Kirsch does the maths himself to try to convince you:
So if there are 300 babies who died of SIDS, we’d expect that 37.5 of them, on average, would happen within a week after a vaccine if the vaccine isn’t causing the death.
So what are the chances of 50% of these deaths (or more) happening within a week after the shot?
The calculation is simple:
In other words, it will never happen by chance.
In other words, if SIDS is randomly happening with respect to the time of vaccination, it is impossible to have made this observation. We can cherry pick all we want, we’ll never find a cherry like this to pick. Ever.
I do love, however, the way that Kirsch does statistical probability calculation that assume a random distribution on a clearly non-random sample, though
I love how this genius does probability calculations on a highly nonrandom sample with incomplete and questionable data using statistical methods that assume a random distribution. He’s almost as hilarious as Brian Hooker and his “simplicity” in statistics. It’s so bd that I hardly even care about the 2019 Japanese study that he cherry picked that found that only 22% of deaths—not 50%—occurred within a week of vaccination and was actually way more circumspect in its speculation regarding vaccination and SIDS than represented. (He also didn’t comment on how different its finding was regarding the percent of cases that occurred within seven days of vaccination.) Let’s put it this way. The authors concluded only, “Judgment of the disorders as truly related to vaccination is difficult, but suspicious cases do exist.” That’s a far cry from Kirsch’s taking unverifiable anecdotal numbers from an anonymous police officer and using them to claim that vaccines cause most cases of SIDS.
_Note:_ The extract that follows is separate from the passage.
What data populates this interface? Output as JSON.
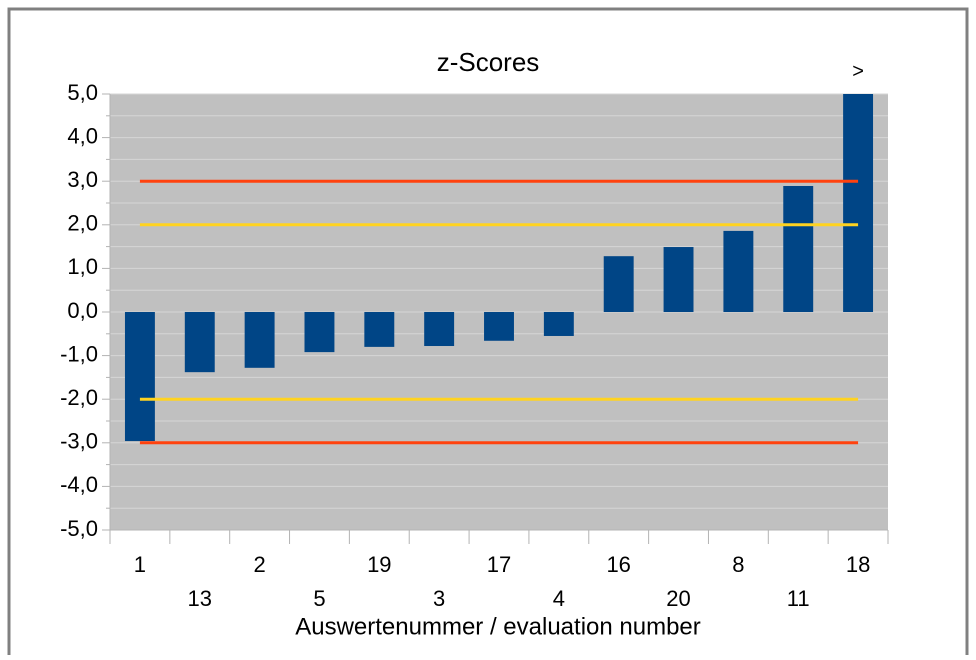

The bottom line is that Steve Kirsch is one of the most rabid and ignorant antivaxxers I have ever encountered in all the time going back to the turn of the millennium that I’ve been involved in debunking antivax pseudoscience and conspiracy theories. As I’ve been pointing out for years and years now, the epidemiological evidence is clear that vaccination is not associated with SIDS and might actually be protective. Steve Kirsch promises a video stating otherwise. It would be hilarious if it weren’t so dangerously stupid.